Розетт уже почти четыре года, и она, конечно, в школу не ходит, а остается со мной в магазине и забавляется тем, что выкладывает на полу орнамент из пуговиц и конфет, подбирая их по цвету и по форме, или рисует, заполняя в альбоме страницу за страницей маленькими фигурками различных животных. Она учится языку глухонемых и быстро усвоила те жесты, которые соответствуют словам «хорошо», «еще», «снова», «обезьяна», «утки», а совсем недавно – к большому восторгу Анук – она выучила еще и слово «дерьмо».
В обеденный перерыв мы закрываем магазин и идем гулять в парк Тюрлюр, где Розетт нравится кормить птичек, или проходим чуть дальше, на монмартрское кладбище, которое особенно любит Анук – за его мрачное великолепие и множество кошек. А иногда я просто болтаю с хозяевами других магазинов и кафе, расположенных в нашем quartier[16]. Например, с Лораном Пансоном, владельцем небольшого грязноватого кафе-бара на той стороне площади; или с посетителями его заведения, по большей части завсегдатаями, которые приходят туда завтракать и остаются там до обеда; или с мадам Пино, что продает на углу почтовые открытки и всякую религиозную макулатуру; или с уличными художниками, обычно располагающимися посреди площади Тертр, где побольше туристов.

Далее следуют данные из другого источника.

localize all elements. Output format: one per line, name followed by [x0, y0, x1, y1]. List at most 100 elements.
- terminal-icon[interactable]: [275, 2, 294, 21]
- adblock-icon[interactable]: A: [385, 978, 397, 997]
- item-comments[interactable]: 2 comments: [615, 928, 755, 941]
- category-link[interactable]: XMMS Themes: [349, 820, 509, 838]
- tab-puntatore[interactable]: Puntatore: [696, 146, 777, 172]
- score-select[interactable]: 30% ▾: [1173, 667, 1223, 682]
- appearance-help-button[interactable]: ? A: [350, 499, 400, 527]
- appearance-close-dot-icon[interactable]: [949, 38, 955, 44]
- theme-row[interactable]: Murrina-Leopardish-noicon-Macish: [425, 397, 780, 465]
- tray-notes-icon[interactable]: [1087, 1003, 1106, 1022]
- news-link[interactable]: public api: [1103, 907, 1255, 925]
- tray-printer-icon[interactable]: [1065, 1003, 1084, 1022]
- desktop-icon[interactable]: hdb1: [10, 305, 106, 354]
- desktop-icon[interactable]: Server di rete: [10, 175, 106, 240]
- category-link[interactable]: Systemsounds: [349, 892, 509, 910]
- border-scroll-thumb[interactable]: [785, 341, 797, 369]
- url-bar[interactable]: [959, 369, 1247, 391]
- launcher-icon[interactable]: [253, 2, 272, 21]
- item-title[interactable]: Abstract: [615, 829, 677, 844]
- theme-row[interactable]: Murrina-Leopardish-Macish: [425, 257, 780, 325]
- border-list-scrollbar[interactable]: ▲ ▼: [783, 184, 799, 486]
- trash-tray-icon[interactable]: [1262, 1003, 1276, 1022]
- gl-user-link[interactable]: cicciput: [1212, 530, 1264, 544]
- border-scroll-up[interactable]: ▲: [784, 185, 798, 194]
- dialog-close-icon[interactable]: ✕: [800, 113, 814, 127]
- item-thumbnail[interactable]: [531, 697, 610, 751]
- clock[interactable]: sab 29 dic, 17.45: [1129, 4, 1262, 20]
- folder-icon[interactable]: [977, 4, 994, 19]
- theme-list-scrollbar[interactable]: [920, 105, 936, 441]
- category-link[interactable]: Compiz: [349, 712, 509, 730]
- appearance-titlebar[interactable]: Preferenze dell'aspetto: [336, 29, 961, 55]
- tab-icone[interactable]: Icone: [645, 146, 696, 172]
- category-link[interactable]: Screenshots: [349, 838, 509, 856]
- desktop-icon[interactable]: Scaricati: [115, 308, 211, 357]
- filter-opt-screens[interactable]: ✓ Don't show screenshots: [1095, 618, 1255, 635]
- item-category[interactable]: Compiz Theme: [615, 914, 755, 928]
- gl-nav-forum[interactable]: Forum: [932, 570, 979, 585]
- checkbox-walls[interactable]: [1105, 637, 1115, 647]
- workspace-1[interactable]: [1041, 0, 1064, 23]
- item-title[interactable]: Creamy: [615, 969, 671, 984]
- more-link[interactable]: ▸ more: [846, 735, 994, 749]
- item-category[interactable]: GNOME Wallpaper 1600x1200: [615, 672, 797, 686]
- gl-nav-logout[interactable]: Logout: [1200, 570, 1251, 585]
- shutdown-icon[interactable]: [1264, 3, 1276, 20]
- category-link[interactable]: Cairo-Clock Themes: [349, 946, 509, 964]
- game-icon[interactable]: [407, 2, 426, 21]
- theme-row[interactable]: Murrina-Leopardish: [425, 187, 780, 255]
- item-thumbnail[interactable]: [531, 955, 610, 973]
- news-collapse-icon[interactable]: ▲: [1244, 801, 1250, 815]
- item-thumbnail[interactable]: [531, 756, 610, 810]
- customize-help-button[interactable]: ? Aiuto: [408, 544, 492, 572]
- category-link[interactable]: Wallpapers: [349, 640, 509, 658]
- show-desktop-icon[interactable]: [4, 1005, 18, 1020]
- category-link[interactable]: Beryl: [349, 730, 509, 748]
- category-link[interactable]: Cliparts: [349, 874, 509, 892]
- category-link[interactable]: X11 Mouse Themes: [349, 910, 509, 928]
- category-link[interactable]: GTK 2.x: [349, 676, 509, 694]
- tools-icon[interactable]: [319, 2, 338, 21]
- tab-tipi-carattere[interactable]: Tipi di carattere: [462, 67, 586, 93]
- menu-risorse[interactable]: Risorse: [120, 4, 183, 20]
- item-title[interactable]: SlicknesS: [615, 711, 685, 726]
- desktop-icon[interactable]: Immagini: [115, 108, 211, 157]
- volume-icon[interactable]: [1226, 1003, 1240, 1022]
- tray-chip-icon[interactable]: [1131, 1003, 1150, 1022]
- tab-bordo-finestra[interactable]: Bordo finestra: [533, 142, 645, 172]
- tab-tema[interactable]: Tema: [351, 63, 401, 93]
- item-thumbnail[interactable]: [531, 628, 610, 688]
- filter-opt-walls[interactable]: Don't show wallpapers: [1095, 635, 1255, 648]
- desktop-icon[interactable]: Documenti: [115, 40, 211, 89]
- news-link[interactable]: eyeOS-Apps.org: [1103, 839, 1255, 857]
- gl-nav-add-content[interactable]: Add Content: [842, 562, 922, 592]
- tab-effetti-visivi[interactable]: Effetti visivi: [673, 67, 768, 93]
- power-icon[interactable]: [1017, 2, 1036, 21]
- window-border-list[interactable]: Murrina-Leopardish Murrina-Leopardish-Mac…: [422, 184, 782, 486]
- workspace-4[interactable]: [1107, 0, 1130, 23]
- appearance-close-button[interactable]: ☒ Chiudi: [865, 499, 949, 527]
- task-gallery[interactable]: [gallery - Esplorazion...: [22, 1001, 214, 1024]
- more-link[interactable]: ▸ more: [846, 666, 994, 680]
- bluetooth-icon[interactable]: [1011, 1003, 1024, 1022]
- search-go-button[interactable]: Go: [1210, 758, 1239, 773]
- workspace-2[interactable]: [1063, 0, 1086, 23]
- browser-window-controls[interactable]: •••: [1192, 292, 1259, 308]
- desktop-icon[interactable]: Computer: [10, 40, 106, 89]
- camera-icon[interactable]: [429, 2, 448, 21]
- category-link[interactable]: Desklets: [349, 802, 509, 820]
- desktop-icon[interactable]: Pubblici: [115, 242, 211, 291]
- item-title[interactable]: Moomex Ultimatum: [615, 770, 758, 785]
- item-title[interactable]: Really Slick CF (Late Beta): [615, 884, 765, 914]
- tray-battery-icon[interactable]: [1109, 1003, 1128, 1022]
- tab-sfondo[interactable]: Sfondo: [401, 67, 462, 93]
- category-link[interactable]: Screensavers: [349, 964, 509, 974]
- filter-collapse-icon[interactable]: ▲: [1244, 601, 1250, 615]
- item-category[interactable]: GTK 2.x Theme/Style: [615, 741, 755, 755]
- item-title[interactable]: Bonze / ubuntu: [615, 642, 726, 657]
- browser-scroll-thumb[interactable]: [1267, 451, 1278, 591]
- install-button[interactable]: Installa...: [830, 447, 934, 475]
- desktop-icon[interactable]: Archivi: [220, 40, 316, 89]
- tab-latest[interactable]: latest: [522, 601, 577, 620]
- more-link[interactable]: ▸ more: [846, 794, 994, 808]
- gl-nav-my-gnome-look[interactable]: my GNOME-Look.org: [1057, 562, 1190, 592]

Существует строгое разграничение между жителями Butte, то есть вершины Холма, и прочими обитателями Монмартра. Первые считают себя во всех отношениях выше остальных – во всяком случае, мои непосредственные соседи на площади Фальшивомонетчиков абсолютно в этом уверены. И вообще, согласно их мнению, Холм – это последний аванпост истинно парижского духа в городе, где ныне правят иностранцы.
Здешние жители никогда не покупают шоколад. Это строгое, хотя и неписаное правило. Некоторые места и существуют-то исключительно для аутсайдеров, например булочная-кондитерская на площади Галетт, с ее зеркалами в стиле ар-деко, цветными витражами и барочными колоннами из миндального печенья. Местные же ходят на улицу Трех Братьев в более дешевую и простую булочную-кондитерскую: там и хлеб лучше, и круассаны каждый день пекут. А едят они у Пансона в «Крошке зяблике», где столы покрыты дешевым пластиком и всегда есть plat du jour[17], тогда как все «пришлые» вроде нас втайне предпочитают такие заведения, как «Богема» или, хуже того, «Розовый дом», куда истинные сыновья и дочери Холма даже носа не кажут; и уж они бы точно никогда не стали позировать художнику на террасе кафе или на площади Тертр, и к мессе в Сакре-Кёр ни за что не пошли бы.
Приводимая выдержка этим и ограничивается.